トータルに最も近いのは、私の聞いたところではBebeさんだ思う。Bebeさんは、初めて『世情』をストリートで座り込んでギターを弾きながら歌うのをユーチュ-ブで聴いた時鳥肌が立った。『世情』の持つ雰囲気を伝えてくれていたと思うからである。その後、何曲かBebeさんのカバーを聴いたが期待通りであった。あとはせいぜい手島葵さんの『ホームにて』くらいであろうか。
みゆきさんもついに古希のお年になろうとされているが、是非に是非にもくたばらないで歌いつづけてほしいと願う。それだけではなくて、高齢を迎えた者を後ろ向きにさせないような、味わい深い歌も作って貰いたいと願う。
このブログを打っている後ろのテレビから森山良子や平原綾香などが歌う『カルーゾ』が思いもかけず流れてきた。

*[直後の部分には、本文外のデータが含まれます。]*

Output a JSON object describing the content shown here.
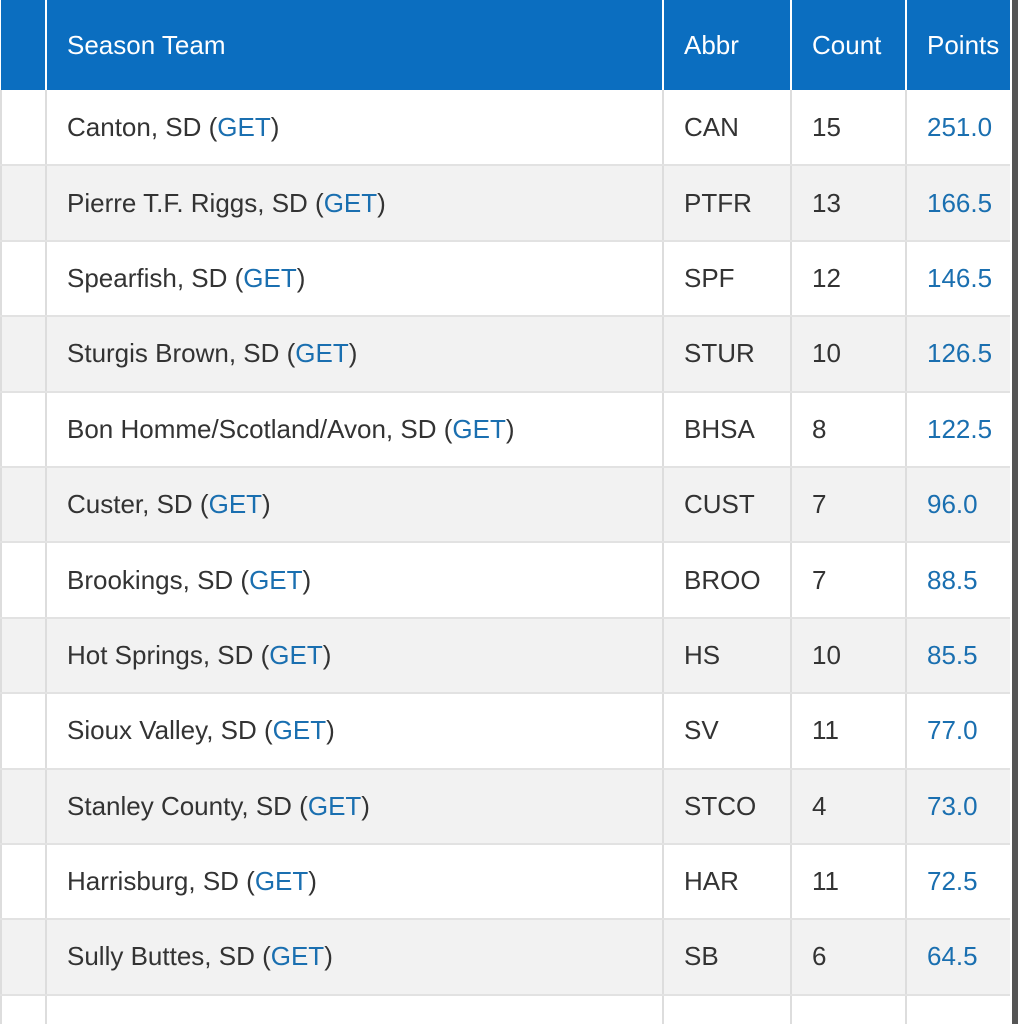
{
  "table": {
    "headers": [
      "Season Team",
      "Abbr",
      "Count",
      "Points"
    ],
    "rows": [
      {
        "team": "Canton, SD (",
        "link": "GET",
        "suffix": ")",
        "abbr": "CAN",
        "count": 15,
        "points": "251.0"
      },
      {
        "team": "Pierre T.F. Riggs, SD (",
        "link": "GET",
        "suffix": ")",
        "abbr": "PTFR",
        "count": 13,
        "points": "166.5"
      },
      {
        "team": "Spearfish, SD (",
        "link": "GET",
        "suffix": ")",
        "abbr": "SPF",
        "count": 12,
        "points": "146.5"
      },
      {
        "team": "Sturgis Brown, SD (",
        "link": "GET",
        "suffix": ")",
        "abbr": "STUR",
        "count": 10,
        "points": "126.5"
      },
      {
        "team": "Bon Homme/Scotland/Avon, SD (",
        "link": "GET",
        "suffix": ")",
        "abbr": "BHSA",
        "count": 8,
        "points": "122.5"
      },
      {
        "team": "Custer, SD (",
        "link": "GET",
        "suffix": ")",
        "abbr": "CUST",
        "count": 7,
        "points": "96.0"
      },
      {
        "team": "Brookings, SD (",
        "link": "GET",
        "suffix": ")",
        "abbr": "BROO",
        "count": 7,
        "points": "88.5"
      },
      {
        "team": "Hot Springs, SD (",
        "link": "GET",
        "suffix": ")",
        "abbr": "HS",
        "count": 10,
        "points": "85.5"
      },
      {
        "team": "Sioux Valley, SD (",
        "link": "GET",
        "suffix": ")",
        "abbr": "SV",
        "count": 11,
        "points": "77.0"
      },
      {
        "team": "Stanley County, SD (",
        "link": "GET",
        "suffix": ")",
        "abbr": "STCO",
        "count": 4,
        "points": "73.0"
      },
      {
        "team": "Harrisburg, SD (",
        "link": "GET",
        "suffix": ")",
        "abbr": "HAR",
        "count": 11,
        "points": "72.5"
      },
      {
        "team": "Sully Buttes, SD (",
        "link": "GET",
        "suffix": ")",
        "abbr": "SB",
        "count": 6,
        "points": "64.5"
      }
    ]
  }
}
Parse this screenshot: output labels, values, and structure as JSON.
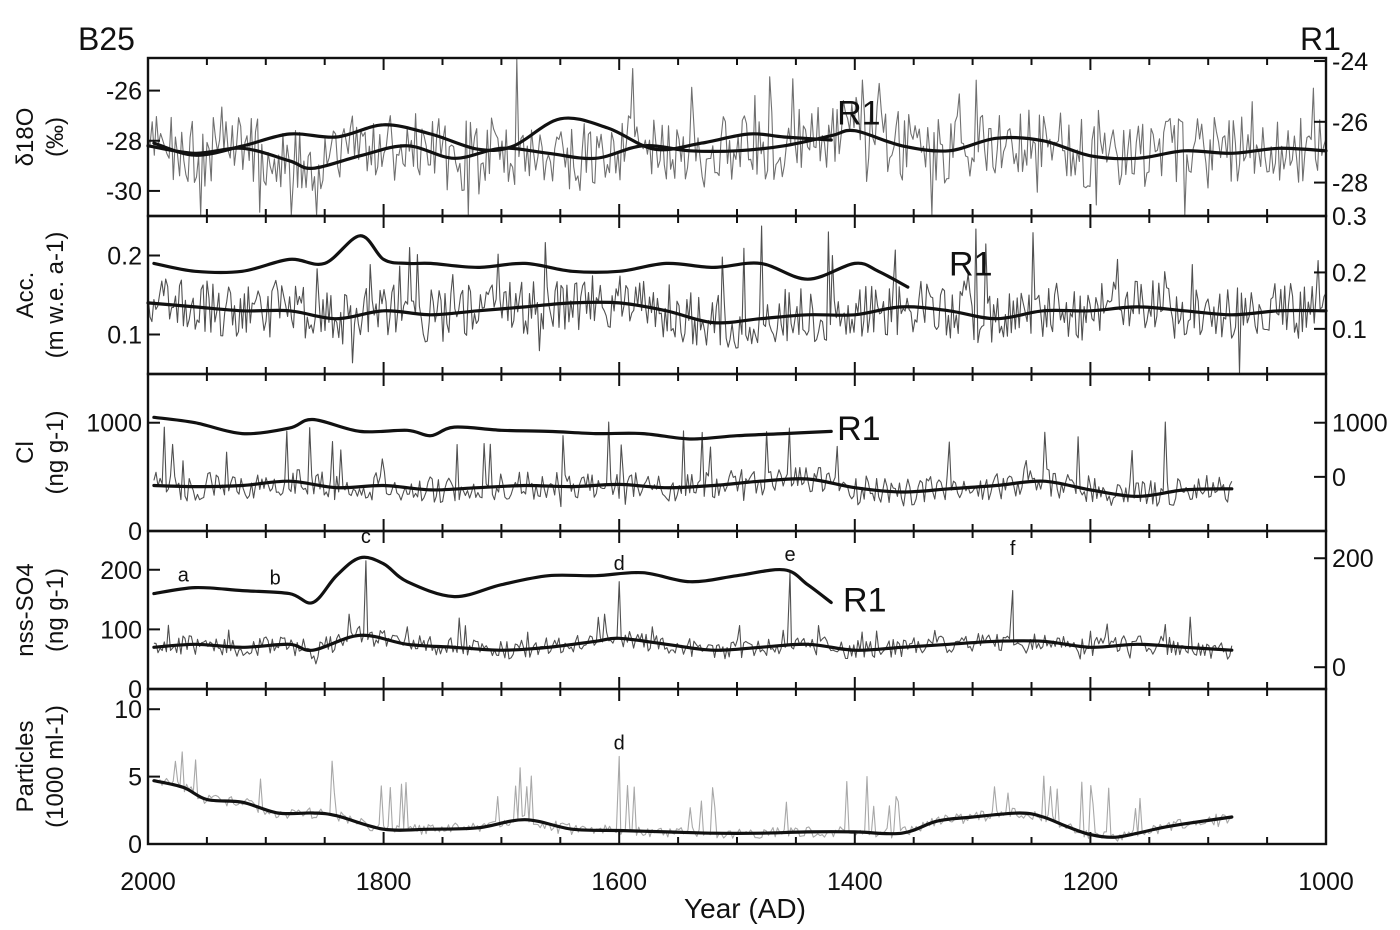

この歌もいいなあ。『赤い風船』や『アコーディオン弾き』もいいよねえ。聴ききれない程世界には素晴らしいメロデイーが存在している。素晴らしい曲との出合を楽しみに暮らしていけることを幸いと喜んで生きたい。喜びながら逝きたい、なんちゃって(*^_^*)。ではでは、ごきげんよう。